GH GambleHub

Repetition strategies and idempotency

1) Why do you need it

In networks, failures are the norm: timeouts, transient errors, network flappings, overload. Retreats improve reliability only if:

1. repeat safe (idempotent),

2. delays between repetitions are observed,

3. limits/quotas and addictions "health" are respected.

The goal is effectively-once behavior at the level of business operations without false takes and races.

2) Taxonomy of delivery semantics

At-most-once: no repetition, risk of loss (logging, fire-and-forget).
At-least-once: duplicates are possible → consumer idempotence is needed (most queues, webhooks).
Effectively-once: duplicates are possible, but deduplicated correctly (keys, transactions, outbox).

3) When to retract and when not

Retreat makes sense: '408', '429' (observing 'Retry-After'), '425' (Too Early), '499' (client closed on the perimeter), '5xx', '504', network timeouts/breaks, '502' at the gateway, "connection reset."

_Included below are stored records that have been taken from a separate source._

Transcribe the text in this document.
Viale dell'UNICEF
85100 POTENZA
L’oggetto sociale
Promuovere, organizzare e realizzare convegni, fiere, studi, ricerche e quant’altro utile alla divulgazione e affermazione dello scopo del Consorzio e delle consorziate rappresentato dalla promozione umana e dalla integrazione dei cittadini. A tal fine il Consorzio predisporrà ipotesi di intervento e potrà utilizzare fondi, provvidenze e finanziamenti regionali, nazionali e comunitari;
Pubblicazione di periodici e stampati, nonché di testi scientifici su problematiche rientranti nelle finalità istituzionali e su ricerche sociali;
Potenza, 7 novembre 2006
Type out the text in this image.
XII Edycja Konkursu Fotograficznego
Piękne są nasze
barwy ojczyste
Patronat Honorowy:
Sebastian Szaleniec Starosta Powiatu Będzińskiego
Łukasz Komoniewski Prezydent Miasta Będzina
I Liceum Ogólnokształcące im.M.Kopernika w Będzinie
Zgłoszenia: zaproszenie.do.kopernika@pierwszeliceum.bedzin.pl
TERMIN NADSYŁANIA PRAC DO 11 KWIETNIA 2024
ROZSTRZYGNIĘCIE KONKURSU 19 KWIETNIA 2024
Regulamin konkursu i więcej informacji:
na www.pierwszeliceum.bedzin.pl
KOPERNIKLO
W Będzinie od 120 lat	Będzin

Do not retract without changing the query: '400/ 401/403/404/422'.
Controversial cases: '409 Conflict' (not usually retrayim; first we read the status of the operation/reconfirm the intention).

4) Timeouts, backoff and jitter

4. 1 Rules

First timeout, then retro: each request must have a "deadline."

Exponential backoff: 'delay _ n = base 2 ^ n', limit'max _ delay'.

Jitter is required: add randomness to decouple "dull synchronous waves."

4. 2 Jitter patterns

Full jitter: 'sleep = rand (0, base2 ^ n)' is the best overall choice.
Decorated jitter: 'sleep = min (max_delay, rand (base, sleep_prev3))' - for long dialogs.
Equal jitter: 'sleep = base2 ^ n/2 + rand (0, base2 ^ n/2)' - soft variation.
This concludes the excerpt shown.